14

Modeling Lives Saved with EQUIST for Sub-National Investment Planning in Ghana

Throughout the last two decades, Ghana has implemented several national measures aimed at improving overall child survival and health equity in the country. [1] While these policies amplify the necessity of health equity, Ministry of Health focal points have had limited capacity to analyse health sector data prior to the introduction of the EQUitable Impact Sensitive Tool (EQUIST) in Ghana.

To determine and address national and sub-national health equity, counterparts from Ghana underwent several capacity building trainings and investment planning workshops from October to November 2018. The workshops were funded by the Global Alliance on Vaccines and Immunization (GAVI) and UNICEF. This was done in a concerted effort to better understand and use EQUIST and how the tool can promote health equity, provide for nutrition and immunization investment planning and avert health sector-related deaths.

Picture

The first of the three trainings took place from 1-5 October 2018 and participants from the Ministry of Health, the Ghana Health Service, the School of Public Health of the University of Ghana and the UNICEF Country Office (CO) came together with Community Systems Foundation (CSF) and ICF Macro technical staff to learn and utilize EQUIST.

Through the completion of equity impact scenarios on EQUIST using District Health Service (DHS) data, participants performed bottleneck analysis to identify cost-effective interventions that would provide for the highest deaths averted and to develop micro-plans and investment cases for fundraising. As a result, national health experts are now able to enhance users’ capacity at the sub-national level.

In mid-October, the Ghana CO and a team from New York University, led by Shahrouh Sharif, came together for the Nutrition Investment Planning Equity Workshop. Here, nutrition focal points discussed the necessity of focusing on vitamin A supplementation, early initiation of breastfeeding and exclusive breastfeeding, as well as therapeutic feeding for developing investment cases.

To better higher-quality analyses and to generate additional funding for health equity analysis, CSF counterparts worked with Ghana Health Service to ensure that District Health Information Management System 2 (DHIMS) data was available at the sub-national level. In doing so, validated, reliable and good quality subnational data can now be used by national counterparts to engage potential donors to invest in the most cost-effective scenarios that would provide for high-quality nutrition programmes in Ghana.

Directly following the nutrition workshop, the Ghana CO collaborated with the Ministry of Health and the Ghana Health Service to bring together national immunization experts for the Immunization Investment Planning Equity Workshop. During this training, workspaces were created on EQUIST for each region of Ghana and a workspace was also created highlighting the 91 low-performing priority districts, targeting districts with low coverage of penta 3-dose and measles-rubella 2-dose coverage (MR2) to reach Global Vaccine Action Plan (GVAP) targets.

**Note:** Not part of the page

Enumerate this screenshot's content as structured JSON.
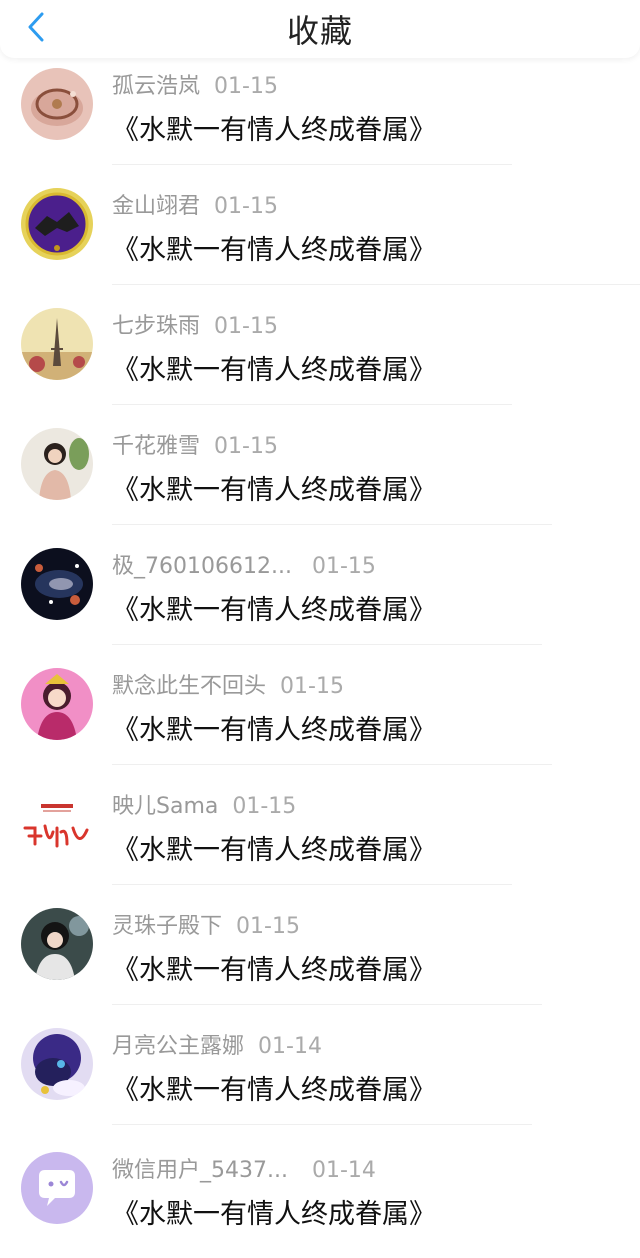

Creating workspaces at the sub-national level enables Ghana to identify the underlying health issues, causing high rates mortality and morbidity and to create more focused health equity analyses that will lead to higher programme impact and a greater return on investment.

During the immunization workshop, participants worked collaboratively to model deaths averted and relevant costs by implementing immunization interventions and reducing bottlenecks with EQUIST. Specifically, participants focused on improving the coverage of penta3; measles-rubella 2 doses and vitamin A supplementation within the priority districts.

Focusing on priority districts helped participants contextualize bottleneck analysis and the impact that EQUIST is having and can continue to have in Ghana.​

Through analysis, approximately 10,000 projected under-five deaths could have been averted through the scaling up of key immunization interventions in the 91 lowest performing districts situated across all regions of Ghana. As participants performed this analysis, they could see that an intervention similar to this would come at a cost of less than $US 0.01 per capita, making the intervention both cost-effective and highly impactful.

As one of the first countries in West Africa that is able to use sub-national data from DHIS2 for equity analysis, Ghana should be seen as a model of how countries can use EQUIST to streamline national health equity efforts, promote how the tool can help overcome bottlenecks and demonstrate how the suggested interventions can lead to overall deaths averted.

[1] These policies have included Community-based Health Planning Services (CHPS), a National Health Insurance Scheme and a free maternal and child health policy designed to address financial barriers for basic health services, especially for the most vulnerable.